Whistle-blowing: Employee’s defence of poor performance can be in public interest

by | Nov 19, 2019

The Employment Appeal Tribunal (EAT) recently found that an employee could still be protected as a whistle-blower even when she raised her concerns in response to a poor performance review. The EAT disagreed with the earlier decision of the employment tribunal, which found that the employee’s concerns were personal contractual matters and not raised in the public interest.

The claimant in Okwu v Rise Community Action [2019] was employed by a charity as a support worker for victims of domestic violence and female genital mutilation. The charity raised a number of concerns with Ms Okwu about her performance. In response, Ms Okwu wrote to her employer complaining about her employment situation. Her letter referred to her employer not giving her a pension. She also raised concerns about the lack of secure file storage and having to share a mobile phone to contact her clients. Given the highly sensitive nature of the information that her clients shared with her, she said that these failings were a breach of data protection law.

The charity went on to dismiss Ms Okwu for poor performance, noting that her letter showed her contempt for the charity. Ms Okwu claimed that she had been unfairly dismissed for blowing the whistle in relation to the charity’s potential breaches of data protection law. Usually employees need to have worked for at least two years for the same employer to bring an unfair dismissal claim. Ms Okwu had only a few months’ service, however, employees do not need to have worked for a minimum period of time to bring a whistle-blowing claim.

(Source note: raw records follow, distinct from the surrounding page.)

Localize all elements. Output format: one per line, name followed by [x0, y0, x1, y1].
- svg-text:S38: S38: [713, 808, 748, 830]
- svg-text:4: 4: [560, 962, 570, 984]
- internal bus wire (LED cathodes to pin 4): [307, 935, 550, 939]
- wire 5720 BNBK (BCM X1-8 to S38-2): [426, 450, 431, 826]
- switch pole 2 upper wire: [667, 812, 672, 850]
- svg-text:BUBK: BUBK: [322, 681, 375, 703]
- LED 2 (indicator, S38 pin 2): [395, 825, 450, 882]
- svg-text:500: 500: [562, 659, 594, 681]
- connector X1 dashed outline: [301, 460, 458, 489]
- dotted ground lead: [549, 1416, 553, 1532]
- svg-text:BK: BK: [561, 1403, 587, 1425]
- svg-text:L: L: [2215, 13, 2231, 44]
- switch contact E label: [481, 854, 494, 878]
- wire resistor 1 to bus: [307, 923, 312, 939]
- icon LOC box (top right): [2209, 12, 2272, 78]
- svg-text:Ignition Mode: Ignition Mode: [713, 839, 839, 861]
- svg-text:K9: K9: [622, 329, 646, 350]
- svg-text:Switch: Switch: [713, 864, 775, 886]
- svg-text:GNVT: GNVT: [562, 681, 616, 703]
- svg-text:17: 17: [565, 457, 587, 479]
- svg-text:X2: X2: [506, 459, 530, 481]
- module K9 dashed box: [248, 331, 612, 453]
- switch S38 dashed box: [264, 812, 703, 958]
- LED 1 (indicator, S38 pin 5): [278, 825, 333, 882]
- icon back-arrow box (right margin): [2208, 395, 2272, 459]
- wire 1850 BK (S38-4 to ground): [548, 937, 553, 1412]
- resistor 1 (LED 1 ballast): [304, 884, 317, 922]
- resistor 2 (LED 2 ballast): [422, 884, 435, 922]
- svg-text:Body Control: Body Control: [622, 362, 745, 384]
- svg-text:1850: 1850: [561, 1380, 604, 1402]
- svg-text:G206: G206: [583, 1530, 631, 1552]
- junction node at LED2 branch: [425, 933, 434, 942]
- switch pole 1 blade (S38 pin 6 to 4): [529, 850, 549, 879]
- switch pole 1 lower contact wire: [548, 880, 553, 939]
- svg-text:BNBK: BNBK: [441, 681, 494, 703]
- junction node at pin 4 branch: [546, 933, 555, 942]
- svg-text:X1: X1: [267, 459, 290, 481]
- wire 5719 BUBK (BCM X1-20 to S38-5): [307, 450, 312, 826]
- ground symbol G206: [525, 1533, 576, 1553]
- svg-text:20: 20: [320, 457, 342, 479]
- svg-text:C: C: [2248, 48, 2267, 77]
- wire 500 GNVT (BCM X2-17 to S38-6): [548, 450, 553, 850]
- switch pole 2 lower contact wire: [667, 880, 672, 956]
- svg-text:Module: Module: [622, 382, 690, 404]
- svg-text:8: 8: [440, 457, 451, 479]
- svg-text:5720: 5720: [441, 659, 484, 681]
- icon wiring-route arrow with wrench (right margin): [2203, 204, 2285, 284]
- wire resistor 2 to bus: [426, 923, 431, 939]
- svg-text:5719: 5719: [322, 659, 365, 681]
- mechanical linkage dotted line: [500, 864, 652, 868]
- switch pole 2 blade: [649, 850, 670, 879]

In order for Ms Okwu to be protected as a whistle-blower, she had to have a reasonable belief that she was raising concerns in the public interest. The tribunal found that the issues she complained about in her letter did not have sufficient public interest because they ‘only related to her and nobody else’. However, the EAT sent the case back to the tribunal to consider this point again. The EAT pointed out that a whistle-blower can have mixed interests when raising concerns, and in this case it was hard to see how Ms Okwu’s disclosures could not have been in the public interest.

This case highlights that managers need to keep an eye out for possible whistle-blowing disclosures. The tribunal might go on to decide that Ms Okwu’s disclosures were not the main reason for her dismissal. If so, her unfair dismissal claim would fail. However, proving that whistle-blowing is not the reason for dismissal should be easier where the employer picks up on any potential whistle-blowing and deals with it appropriately.

This article is for general information only and does not constitute legal or professional advice. Please note that the law may have changed since this article was published.